Government using laws to deprive minorities of livelihood, ex-civil servants tell prime minister

Over 100 former IAS officers said that anti-conversion laws, ban on beef consumption and demolition drives are used to ‘strike fear’ among minorities.

Prime Minister Narendra Modi. | Evelyn Hockstein/ Reuters

The government is using legal means to deprive minority communities of their livelihood and forcing them to accept their status as “inferior citizens”, a group of former civil servants said in an open letter to Prime Minister Narendra Modi on Tuesday.

They said that anti-conversion laws, ban on beef, demolition drives, and uniform dress in educational institutions are being used to “strike fear” among members of the minority communities.

The letter was signed by 108 former civil servants, including Harsh Mander, Najeeb Jung, Julio Ribeiro, AS Dulat, KP Fabian, Meena Gupta, and Tirlochan Singh.

“We are witnessing a frenzy of hate-filled destruction in the country where at the sacrificial altar are not just Muslims and members of the other minority communities but the Constitution itself,” the signatories said.

While it was not clear if the political leadership was directly involved in creating a communal frenzy, it was evident that the administration was enabling fringe groups to operate without fear, they said.

The members of fringe groups that are tasked with committing violence are provided with a “master script” about how the propaganda machinery of a party can help them defend their actions, the signatories said.

They noted that similar incidents of communal violence had taken place earlier too. But currently, not only a master plan was being unveiled to prepare a base for creating a Hindu Rashtra but the Constitution was being being “twisted and perverted to make it an instrument of majoritarian tyranny”.

Given this, the group said it was no wonder bulldozer has become a new metaphor for exercising political and administrative power.

The Bharatiya Janata Party has earned the sobriquet of “bulldozer government” after several of its leaders have arbitrarily called for demolition of “illegal structures” in various states. Leaders like Adityanath have even said that the “bulldozer brand” is quite effective. However, the structures that are razed most often belong to Muslims.

In GujaratMadhya Pradesh and Delhi, the BJP administrations had conducted drives in the name of removing encroachments to demolish structures in areas where communal clashes took place in April.

“The edifice built around the ideas of ‘due process’ and ‘rule of law’ stands demolished,” it said. “As the Jahangirpuri incident shows, even the orders of the highest court of the land appear to be treated with scant respect by the executive.”

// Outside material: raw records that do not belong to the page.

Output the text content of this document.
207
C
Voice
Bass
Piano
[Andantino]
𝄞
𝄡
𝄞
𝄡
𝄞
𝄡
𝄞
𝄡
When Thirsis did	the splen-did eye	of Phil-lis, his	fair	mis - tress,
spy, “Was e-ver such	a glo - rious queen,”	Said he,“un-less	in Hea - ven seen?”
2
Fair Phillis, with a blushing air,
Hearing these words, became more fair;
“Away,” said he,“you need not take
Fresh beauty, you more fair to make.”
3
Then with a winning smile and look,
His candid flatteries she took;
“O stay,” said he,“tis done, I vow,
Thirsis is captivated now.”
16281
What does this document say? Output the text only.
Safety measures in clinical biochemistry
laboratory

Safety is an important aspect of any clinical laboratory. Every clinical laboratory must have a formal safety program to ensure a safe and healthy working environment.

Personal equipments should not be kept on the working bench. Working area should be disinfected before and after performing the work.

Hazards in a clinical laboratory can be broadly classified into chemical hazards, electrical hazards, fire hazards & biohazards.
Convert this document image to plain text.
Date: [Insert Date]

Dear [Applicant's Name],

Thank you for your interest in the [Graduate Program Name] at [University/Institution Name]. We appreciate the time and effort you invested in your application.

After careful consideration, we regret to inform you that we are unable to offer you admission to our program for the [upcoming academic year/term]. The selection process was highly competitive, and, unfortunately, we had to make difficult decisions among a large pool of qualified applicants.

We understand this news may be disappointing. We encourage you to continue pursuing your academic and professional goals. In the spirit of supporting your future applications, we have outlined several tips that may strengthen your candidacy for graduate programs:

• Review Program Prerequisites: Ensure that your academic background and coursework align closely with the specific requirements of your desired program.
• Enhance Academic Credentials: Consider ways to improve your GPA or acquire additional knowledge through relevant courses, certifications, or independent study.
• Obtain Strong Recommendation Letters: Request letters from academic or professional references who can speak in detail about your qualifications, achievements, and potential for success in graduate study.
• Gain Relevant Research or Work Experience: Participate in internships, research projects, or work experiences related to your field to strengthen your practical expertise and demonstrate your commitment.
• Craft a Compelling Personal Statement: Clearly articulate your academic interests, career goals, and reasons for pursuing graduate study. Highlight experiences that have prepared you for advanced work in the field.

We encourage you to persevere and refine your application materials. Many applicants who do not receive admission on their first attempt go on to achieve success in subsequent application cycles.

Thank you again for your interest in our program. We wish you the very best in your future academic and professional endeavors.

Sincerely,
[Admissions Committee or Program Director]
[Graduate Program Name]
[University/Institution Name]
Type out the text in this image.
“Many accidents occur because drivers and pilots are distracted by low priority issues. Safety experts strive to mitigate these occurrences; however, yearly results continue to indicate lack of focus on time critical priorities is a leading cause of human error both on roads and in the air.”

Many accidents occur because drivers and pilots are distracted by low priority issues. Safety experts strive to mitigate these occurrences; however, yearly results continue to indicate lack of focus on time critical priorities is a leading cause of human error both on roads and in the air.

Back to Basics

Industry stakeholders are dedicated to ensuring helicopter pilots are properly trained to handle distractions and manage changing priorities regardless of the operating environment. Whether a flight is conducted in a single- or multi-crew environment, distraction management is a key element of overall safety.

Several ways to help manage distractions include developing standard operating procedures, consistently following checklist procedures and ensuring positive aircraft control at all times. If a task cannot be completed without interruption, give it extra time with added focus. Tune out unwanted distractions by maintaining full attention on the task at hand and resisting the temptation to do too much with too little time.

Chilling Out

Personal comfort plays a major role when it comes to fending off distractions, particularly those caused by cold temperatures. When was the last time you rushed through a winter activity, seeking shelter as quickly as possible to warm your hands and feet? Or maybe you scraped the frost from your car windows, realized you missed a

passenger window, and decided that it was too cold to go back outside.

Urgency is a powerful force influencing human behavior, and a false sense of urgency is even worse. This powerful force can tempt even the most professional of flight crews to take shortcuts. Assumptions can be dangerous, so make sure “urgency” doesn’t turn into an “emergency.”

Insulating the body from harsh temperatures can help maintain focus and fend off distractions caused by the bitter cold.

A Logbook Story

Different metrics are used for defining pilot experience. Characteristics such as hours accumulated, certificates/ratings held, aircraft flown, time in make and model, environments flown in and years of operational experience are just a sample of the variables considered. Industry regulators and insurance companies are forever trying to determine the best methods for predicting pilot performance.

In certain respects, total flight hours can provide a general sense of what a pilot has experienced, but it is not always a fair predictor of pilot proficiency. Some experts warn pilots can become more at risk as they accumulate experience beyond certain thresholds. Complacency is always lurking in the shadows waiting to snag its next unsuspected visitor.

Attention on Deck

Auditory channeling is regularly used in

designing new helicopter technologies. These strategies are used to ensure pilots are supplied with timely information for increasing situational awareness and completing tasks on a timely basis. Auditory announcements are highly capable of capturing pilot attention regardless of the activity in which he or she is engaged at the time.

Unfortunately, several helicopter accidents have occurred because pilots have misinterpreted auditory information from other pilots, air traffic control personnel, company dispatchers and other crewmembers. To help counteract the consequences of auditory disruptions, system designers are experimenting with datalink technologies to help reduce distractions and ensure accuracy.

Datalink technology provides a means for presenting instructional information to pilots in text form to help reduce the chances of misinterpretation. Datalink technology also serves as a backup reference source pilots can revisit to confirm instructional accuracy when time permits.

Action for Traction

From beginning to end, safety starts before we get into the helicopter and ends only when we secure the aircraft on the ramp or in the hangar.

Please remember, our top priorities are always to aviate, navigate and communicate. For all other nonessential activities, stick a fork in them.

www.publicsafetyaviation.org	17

On April 20, Bharatiya Janata Party-ruled North Delhi Municipal Corporation had continued to raze structures in Jahangirpuri despite a Supreme Court ordering them to halt. It was only stopped after Communist Party of India (Marxist) leader Brinda Karat brought an electronic order to the demolition site.

The former civil servants said that the politics to assert the Hindutva identity and tactics such as creating a divide a divide between communities has been going on for decades and has become the new normal in the last few years.

“What is alarming now is the subordination of the fundamental principles of our Constitution and of the rule of law to the forces of majoritarianism, in which the state appears to be fully complicit,” the group said.

It urged Modi to rise above partisan politics and call for end the politics of hate that the governments under BJP’s control were “assiduously practising”.

“Your silence, in the face of this enormous societal threat, is deafening,” the group said.